Frequently asked questions
- What is a bear put spread on BRC?
- A bear put spread on BRC is the bear put spread strategy applied to BRC (stock). The strategy is structurally moderately bearish: A bear put spread buys an at-the-money put and sells an out-of-the-money put at a lower strike for defined risk and defined reward bounded by the strike width. With BRC stock trading near $91.19, the strikes shown on this page are snapped to the nearest listed BRC chain strike and the premiums come straight from the end-of-day bid/ask midpoint.
- How are BRC bear put spread max profit and max loss calculated?
- Max profit equals strike width minus net debit times 100; max loss equals net debit times 100. Breakeven is long-put strike minus net debit. For the BRC bear put spread priced from the end-of-day chain at a 30-day expiry (ATM IV 34.50%), the computed maximum profit is unbounded per contract and the computed maximum loss is unbounded per contract. Live intraday quotes will differ as the chain moves through the trading session.

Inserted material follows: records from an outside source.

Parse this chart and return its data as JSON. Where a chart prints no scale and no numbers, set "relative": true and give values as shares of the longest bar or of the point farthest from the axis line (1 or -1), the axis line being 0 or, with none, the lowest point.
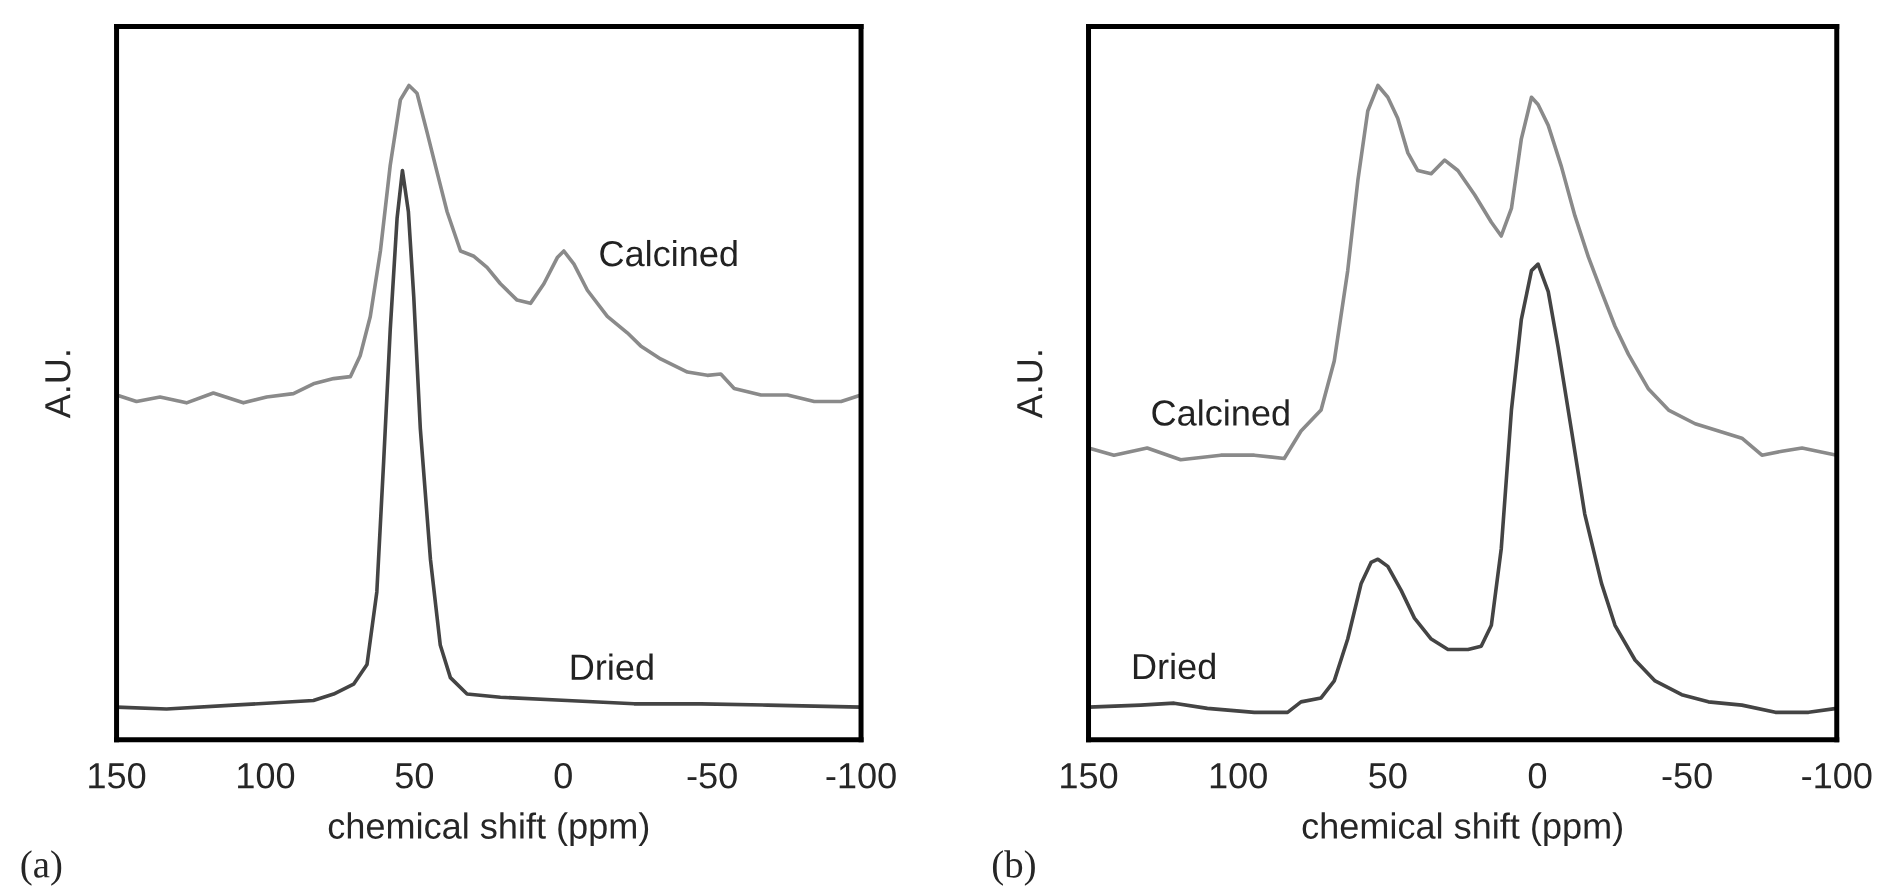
{
  "chart_data": [
    {
      "type": "line",
      "relative": true,
      "xlabel": "chemical shift (ppm)",
      "ylabel": "A.U.",
      "xlim": [
        150,
        -100
      ],
      "xticks": [
        150,
        100,
        50,
        0,
        -50,
        -100
      ],
      "annotations": [
        "(a)"
      ],
      "grid": false,
      "legend": false,
      "series": [
        {
          "name": "Calcined",
          "color": "#8a8a8a",
          "x": [
            150,
            143.3,
            135.4,
            126.5,
            117.5,
            107.4,
            99.6,
            90.6,
            83.9,
            77.1,
            71.5,
            68.2,
            64.8,
            61.4,
            58.1,
            54.7,
            51.8,
            49.1,
            45.7,
            42.4,
            39.0,
            34.5,
            30.0,
            25.6,
            21.1,
            15.5,
            11.0,
            6.5,
            2.0,
            -0.2,
            -3.6,
            -8.1,
            -14.8,
            -21.5,
            -26.0,
            -32.7,
            -41.7,
            -48.4,
            -52.9,
            -57.4,
            -66.4,
            -75.3,
            -84.3,
            -93.3,
            -100
          ],
          "values": [
            0.527,
            0.517,
            0.524,
            0.515,
            0.53,
            0.515,
            0.524,
            0.529,
            0.544,
            0.552,
            0.555,
            0.587,
            0.647,
            0.747,
            0.878,
            0.978,
            1.0,
            0.988,
            0.928,
            0.868,
            0.807,
            0.747,
            0.739,
            0.722,
            0.697,
            0.672,
            0.667,
            0.697,
            0.737,
            0.747,
            0.727,
            0.687,
            0.647,
            0.622,
            0.602,
            0.582,
            0.562,
            0.557,
            0.559,
            0.537,
            0.527,
            0.527,
            0.517,
            0.517,
            0.527
          ]
        },
        {
          "name": "Dried",
          "color": "#444444",
          "x": [
            150,
            133.2,
            110.8,
            83.9,
            77.1,
            70.4,
            65.9,
            62.6,
            60.3,
            58.1,
            55.8,
            54.0,
            52.0,
            50.2,
            48.0,
            44.6,
            41.3,
            37.9,
            32.3,
            21.1,
            -1.3,
            -23.8,
            -46.2,
            -68.6,
            -100
          ],
          "values": [
            0.05,
            0.047,
            0.053,
            0.06,
            0.07,
            0.085,
            0.115,
            0.226,
            0.426,
            0.627,
            0.797,
            0.87,
            0.807,
            0.677,
            0.476,
            0.276,
            0.145,
            0.095,
            0.07,
            0.065,
            0.06,
            0.055,
            0.055,
            0.053,
            0.05
          ]
        }
      ]
    },
    {
      "type": "line",
      "relative": true,
      "xlabel": "chemical shift (ppm)",
      "ylabel": "A.U.",
      "xlim": [
        150,
        -100
      ],
      "xticks": [
        150,
        100,
        50,
        0,
        -50,
        -100
      ],
      "annotations": [
        "(b)"
      ],
      "grid": false,
      "legend": false,
      "series": [
        {
          "name": "Calcined",
          "color": "#8a8a8a",
          "x": [
            150,
            141.5,
            130.4,
            119.2,
            105.8,
            94.6,
            84.6,
            79.0,
            72.3,
            67.9,
            63.4,
            60.0,
            56.7,
            53.3,
            50.0,
            46.7,
            43.3,
            40.0,
            35.5,
            31.0,
            26.6,
            21.0,
            15.4,
            12.1,
            8.7,
            5.4,
            2.0,
            -0.2,
            -3.6,
            -8.0,
            -12.5,
            -17.0,
            -21.4,
            -25.9,
            -30.4,
            -37.1,
            -43.8,
            -52.7,
            -60.5,
            -68.3,
            -75.0,
            -81.7,
            -88.4,
            -100
          ],
          "values": [
            0.446,
            0.435,
            0.446,
            0.428,
            0.435,
            0.435,
            0.43,
            0.472,
            0.504,
            0.579,
            0.717,
            0.855,
            0.961,
            1.0,
            0.982,
            0.95,
            0.897,
            0.87,
            0.865,
            0.886,
            0.87,
            0.833,
            0.791,
            0.77,
            0.812,
            0.918,
            0.982,
            0.971,
            0.939,
            0.876,
            0.801,
            0.738,
            0.685,
            0.632,
            0.589,
            0.536,
            0.504,
            0.483,
            0.472,
            0.461,
            0.435,
            0.441,
            0.446,
            0.435
          ]
        },
        {
          "name": "Dried",
          "color": "#444444",
          "x": [
            150,
            132.6,
            121.4,
            110.3,
            94.6,
            83.5,
            79.0,
            72.3,
            67.9,
            63.4,
            58.9,
            55.6,
            53.3,
            50.0,
            45.5,
            41.1,
            35.5,
            29.9,
            23.2,
            18.8,
            15.4,
            12.1,
            8.7,
            5.4,
            2.0,
            -0.2,
            -3.6,
            -6.9,
            -11.4,
            -15.8,
            -21.4,
            -25.9,
            -32.6,
            -39.3,
            -48.2,
            -57.1,
            -68.3,
            -79.5,
            -90.6,
            -100
          ],
          "values": [
            0.05,
            0.053,
            0.056,
            0.048,
            0.042,
            0.042,
            0.058,
            0.064,
            0.09,
            0.154,
            0.239,
            0.271,
            0.276,
            0.265,
            0.228,
            0.186,
            0.154,
            0.138,
            0.138,
            0.143,
            0.175,
            0.292,
            0.504,
            0.642,
            0.717,
            0.727,
            0.685,
            0.6,
            0.472,
            0.345,
            0.239,
            0.175,
            0.122,
            0.09,
            0.069,
            0.058,
            0.053,
            0.042,
            0.042,
            0.048
          ]
        }
      ]
    }
  ]
}
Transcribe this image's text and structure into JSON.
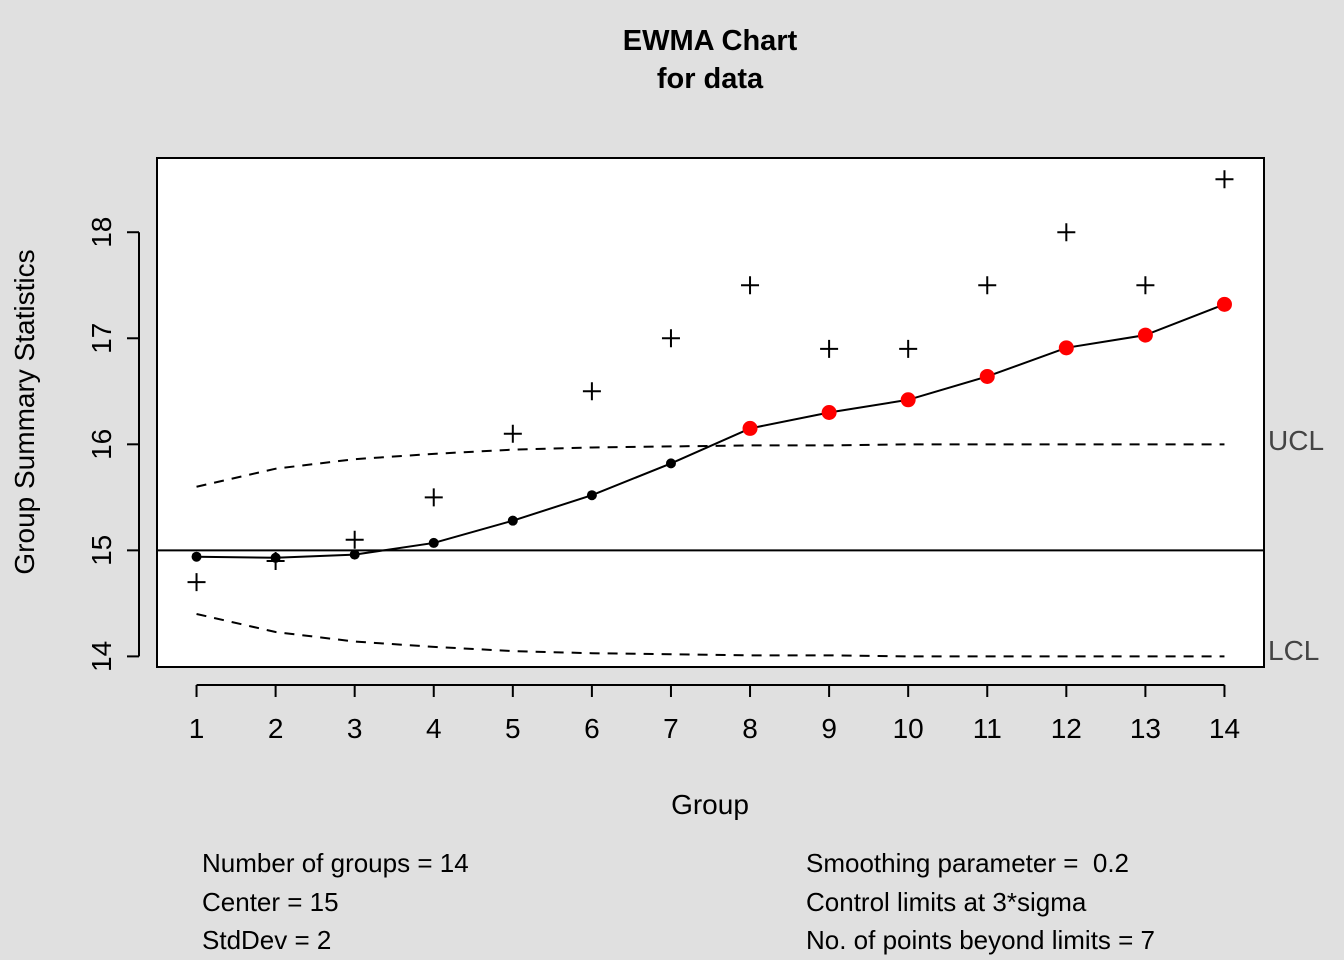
{
  "chart_data": {
    "type": "line",
    "title": "EWMA Chart",
    "subtitle": "for data",
    "xlabel": "Group",
    "ylabel": "Group Summary Statistics",
    "x": [
      1,
      2,
      3,
      4,
      5,
      6,
      7,
      8,
      9,
      10,
      11,
      12,
      13,
      14
    ],
    "xlim": [
      0.5,
      14.5
    ],
    "ylim": [
      13.9,
      18.7
    ],
    "x_ticks": [
      "1",
      "2",
      "3",
      "4",
      "5",
      "6",
      "7",
      "8",
      "9",
      "10",
      "11",
      "12",
      "13",
      "14"
    ],
    "y_ticks": [
      "14",
      "15",
      "16",
      "17",
      "18"
    ],
    "center": 15,
    "series": [
      {
        "name": "",
        "style": "plus",
        "values": [
          14.7,
          14.9,
          15.1,
          15.5,
          16.1,
          16.5,
          17.0,
          17.5,
          16.9,
          16.9,
          17.5,
          18.0,
          17.5,
          18.5
        ]
      },
      {
        "name": "",
        "style": "line-points",
        "values": [
          14.94,
          14.93,
          14.96,
          15.07,
          15.28,
          15.52,
          15.82,
          16.15,
          16.3,
          16.42,
          16.64,
          16.91,
          17.03,
          17.32
        ],
        "beyond_limits": [
          false,
          false,
          false,
          false,
          false,
          false,
          false,
          true,
          true,
          true,
          true,
          true,
          true,
          true
        ]
      },
      {
        "name": "UCL",
        "style": "dashed",
        "values": [
          15.6,
          15.77,
          15.86,
          15.91,
          15.95,
          15.97,
          15.98,
          15.99,
          15.99,
          16.0,
          16.0,
          16.0,
          16.0,
          16.0
        ]
      },
      {
        "name": "LCL",
        "style": "dashed",
        "values": [
          14.4,
          14.23,
          14.14,
          14.09,
          14.05,
          14.03,
          14.02,
          14.01,
          14.01,
          14.0,
          14.0,
          14.0,
          14.0,
          14.0
        ]
      }
    ],
    "limit_labels": {
      "ucl": "UCL",
      "lcl": "LCL"
    },
    "colors": {
      "in_control": "#000000",
      "beyond_limits": "#ff0000",
      "background": "#e0e0e0",
      "plot_area": "#ffffff"
    },
    "grid": false,
    "legend": "none"
  },
  "stats": {
    "left": [
      "Number of groups = 14",
      "Center = 15",
      "StdDev = 2"
    ],
    "right": [
      "Smoothing parameter =  0.2",
      "Control limits at 3*sigma",
      "No. of points beyond limits = 7"
    ]
  }
}
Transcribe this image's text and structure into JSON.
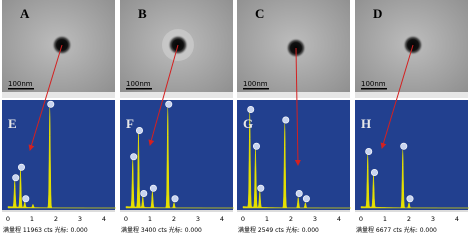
{
  "panels": [
    {
      "image_label": "A",
      "scale_bar": "100nm",
      "spectrum_label": "E",
      "footer": "满量程 11963 cts 光标: 0.000"
    },
    {
      "image_label": "B",
      "scale_bar": "100nm",
      "spectrum_label": "F",
      "footer": "满量程 3400 cts 光标: 0.000"
    },
    {
      "image_label": "C",
      "scale_bar": "100nm",
      "spectrum_label": "G",
      "footer": "满量程 2549 cts 光标: 0.000"
    },
    {
      "image_label": "D",
      "scale_bar": "100nm",
      "spectrum_label": "H",
      "footer": "满量程 6677 cts 光标: 0.000"
    }
  ],
  "x_ticks": [
    "0",
    "1",
    "2",
    "3",
    "4"
  ]
}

- What is the breakeven for a BRC bear put spread?
- The breakeven for the BRC bear put spread priced on this page is no defined breakeven on the modeled curve at expiration, derived from end-of-day chain premiums. Breakeven is the underlying price at which the strategy's P&L crosses zero ignoring transaction costs and assignment risk. The current BRC market-implied 1-standard-deviation expected move is approximately 9.89%; if the move sits well outside the breakeven distance, the structure's risk-reward becomes correspondingly tighter.
- When should you consider a bear put spread on BRC?
- Bear put spreads on BRC reduce the cost of a bearish BRC stock position by selling a lower-strike put; suited to moderate-decline theses where price reaches but does not vastly exceed the short strike.
- How does current BRC implied volatility affect this bear put spread?
- BRC ATM IV is at 34.50% with IV rank near 4.92%, which is on the low end of its 1-year range. Premium-buying structures (long call, long put, debit spreads) are relatively cheap in this regime; premium-selling structures collect less credit per unit risk.